Seine Messages sind ein­fach und existentiell zu­gleich. Sie sprechen die Jugend­lichen an, aus­gehend von den Be­dürf­nissen Puber­tierender, authentisch – nicht von oben herab, sondern er­fahren über den Um­weg von ganz Unten. 90 Minuten hören die Mäd­chen und Jungen ge­bannt zu – und verarbeiten. Ge­bannt – uns fällt kein besseres Adjektiv ein, das Auf­merk­samkeit auf der einen Seite und anderer­seits Ver­un­sicherung da­rüber, wie das hier Er­fahrene nun in einem selbst nachklingt, zum Aus­druck bringt. Sie halten auch konzen­triert die Pausen aus, die Bloh zwischen­durch macht, zum Bei­spiel, um einen Schluck Was­ser zu trinken. Dies sind irgend­wie keine Pausen eines per­formenden Vor­lesers, sondern eines Menschen, der hier und jetzt inten­siv seine Um­ge­bung wahr­nimmt. Die Straße wird man nicht mehr los.
 

Wärme käme ihm hier in der Aula ent­gegen, sagt Bloh im An­schluss den or­ganisieren­den Lehr­kräften. „Das war ein schöner Vor­mittag.“ Dass an der KKS der Funke über­ge­sprungen ist, er­freut auch Elke Voß von der Stadt­bücherei, die uns die Lesung im Rahmen der Kinder- und Jugend­buch­wochen ver­mittelt hat. Danke!  Nun ist das mit dem über­springenden Funken ja keine Ein­bahn­straße.

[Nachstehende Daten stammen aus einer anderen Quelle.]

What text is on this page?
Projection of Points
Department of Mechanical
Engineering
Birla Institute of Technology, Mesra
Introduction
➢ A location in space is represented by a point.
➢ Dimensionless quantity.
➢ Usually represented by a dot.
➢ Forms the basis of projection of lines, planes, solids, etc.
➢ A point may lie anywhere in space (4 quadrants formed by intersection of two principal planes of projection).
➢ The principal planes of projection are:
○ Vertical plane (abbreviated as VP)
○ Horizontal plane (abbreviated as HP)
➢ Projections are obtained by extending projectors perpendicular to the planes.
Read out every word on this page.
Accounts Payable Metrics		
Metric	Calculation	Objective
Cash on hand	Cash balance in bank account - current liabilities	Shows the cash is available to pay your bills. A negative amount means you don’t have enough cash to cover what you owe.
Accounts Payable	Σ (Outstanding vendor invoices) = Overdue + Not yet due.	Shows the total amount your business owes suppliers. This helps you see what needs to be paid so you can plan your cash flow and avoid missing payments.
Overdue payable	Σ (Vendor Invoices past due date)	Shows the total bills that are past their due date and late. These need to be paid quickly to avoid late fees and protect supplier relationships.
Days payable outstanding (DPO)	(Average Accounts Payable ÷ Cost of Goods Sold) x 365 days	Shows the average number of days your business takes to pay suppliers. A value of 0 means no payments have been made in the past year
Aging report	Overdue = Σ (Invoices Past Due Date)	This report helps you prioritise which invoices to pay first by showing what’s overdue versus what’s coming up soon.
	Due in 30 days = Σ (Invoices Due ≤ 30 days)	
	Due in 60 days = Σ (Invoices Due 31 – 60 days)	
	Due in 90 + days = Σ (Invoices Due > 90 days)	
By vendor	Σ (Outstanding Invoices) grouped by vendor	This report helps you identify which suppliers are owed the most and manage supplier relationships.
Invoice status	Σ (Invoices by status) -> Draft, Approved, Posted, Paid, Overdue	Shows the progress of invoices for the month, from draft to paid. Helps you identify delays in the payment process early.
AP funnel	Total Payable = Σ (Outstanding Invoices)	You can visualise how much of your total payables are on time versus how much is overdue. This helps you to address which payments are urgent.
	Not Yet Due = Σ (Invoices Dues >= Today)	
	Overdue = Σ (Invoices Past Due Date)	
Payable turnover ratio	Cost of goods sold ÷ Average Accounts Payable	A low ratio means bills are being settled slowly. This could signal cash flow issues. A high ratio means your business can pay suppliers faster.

Offen und interes­siert stellen die Jugend­lichen Fragen. Ob er auch mit harten Dro­gen in Be­rührung ge­kom­men sei, will ein Schüler wissen.  „Ich habe täglich ge­sehen, wie das endet.“ Das habe ihn davor be­wahrt. „Die beste Droge für 15jährige, ist sich zu ver­lieben. Das ist das Beste über­haupt. Jeman­dem zu sagen, dass man ihn cool findet, er­fordert mehr Mut, als zu irgend­welchen Drogen zu greifen."